CHERE provides technical assistance to campuses, community-based agencies, and access programs that could benefit from an outside look at their access, first-year experience, or overall retention efforts, including insights into consistent application of such success indicators.
What Does Research on Promising and Best Practices Tell Us About FYE and Retention?
- Importance of exposure to college life, even the idea of going to college – or some other form of post-secondary education – while in high school, even middle school – including regular, systematic assessment of deficits and efforts to address those to arrive at agreed-upon state of “college readiness” – better measures needed, Accuplacer, Compass and beyond.
- Value of participation in a bridge program, both “summer before” and earlier (e.g., summer programs, before enrollment, that combine skill-building, assessment, deficit reduction, and fun).
- Once on campus, quickly getting to know a significant adult (e.g., faculty, counselor, Peer Mentor) who knows youths’ name and background – ideally in communication with high school counselor/advisor via “seamless counseling.”
- Inventorying campus survival skills (e.g., David’s “Campus and Life Success Plan” – see copies).
- Quality FYE course: content and process with an interactive teacher.

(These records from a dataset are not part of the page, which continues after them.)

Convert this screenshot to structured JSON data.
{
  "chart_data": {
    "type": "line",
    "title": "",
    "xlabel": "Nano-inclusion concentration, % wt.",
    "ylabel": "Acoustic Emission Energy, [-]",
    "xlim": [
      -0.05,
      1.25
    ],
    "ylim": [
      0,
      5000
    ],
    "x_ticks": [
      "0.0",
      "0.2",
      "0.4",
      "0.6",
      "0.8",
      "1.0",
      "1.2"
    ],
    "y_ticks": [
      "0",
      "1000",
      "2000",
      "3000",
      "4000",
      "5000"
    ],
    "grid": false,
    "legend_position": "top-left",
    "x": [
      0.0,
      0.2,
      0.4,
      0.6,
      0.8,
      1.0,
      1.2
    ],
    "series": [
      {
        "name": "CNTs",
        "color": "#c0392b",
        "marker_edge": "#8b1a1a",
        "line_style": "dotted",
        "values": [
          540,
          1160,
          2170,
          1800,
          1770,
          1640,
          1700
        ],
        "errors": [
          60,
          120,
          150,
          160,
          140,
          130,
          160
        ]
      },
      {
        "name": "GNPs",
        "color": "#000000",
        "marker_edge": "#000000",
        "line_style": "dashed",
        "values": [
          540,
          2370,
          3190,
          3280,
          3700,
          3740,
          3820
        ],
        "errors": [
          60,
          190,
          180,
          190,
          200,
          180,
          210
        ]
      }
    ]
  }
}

FYE courses are the cutting edge of effective retention. If freshmen do not get off to a good start, they’re in trouble.
- Early exposure to career interests, especially at community colleges
- Compatible roommate(s) and other friends
- Quickly getting involved on campus: formal and informal bonding
- Early exposure to the library, Liberians, library resources
- Developing discipline about studying – ideally, learned in high school, but it’s never too late – minimum of partying.
- Participating in learning communities: FYE, other courses, group projects.
- Not too much paid work
- Lack of financial worries and not too much debt
- Special focus on writing and research skills
- Maintaining healthy family connections
(Note: The book/inventory/guide, Fulfilling the Promise of Community Colleges, from The National Center for First Year Experience and Students in Transition (2011) provides an excellent set of articles on “what works at community colleges,” including a larger survey of community college students.)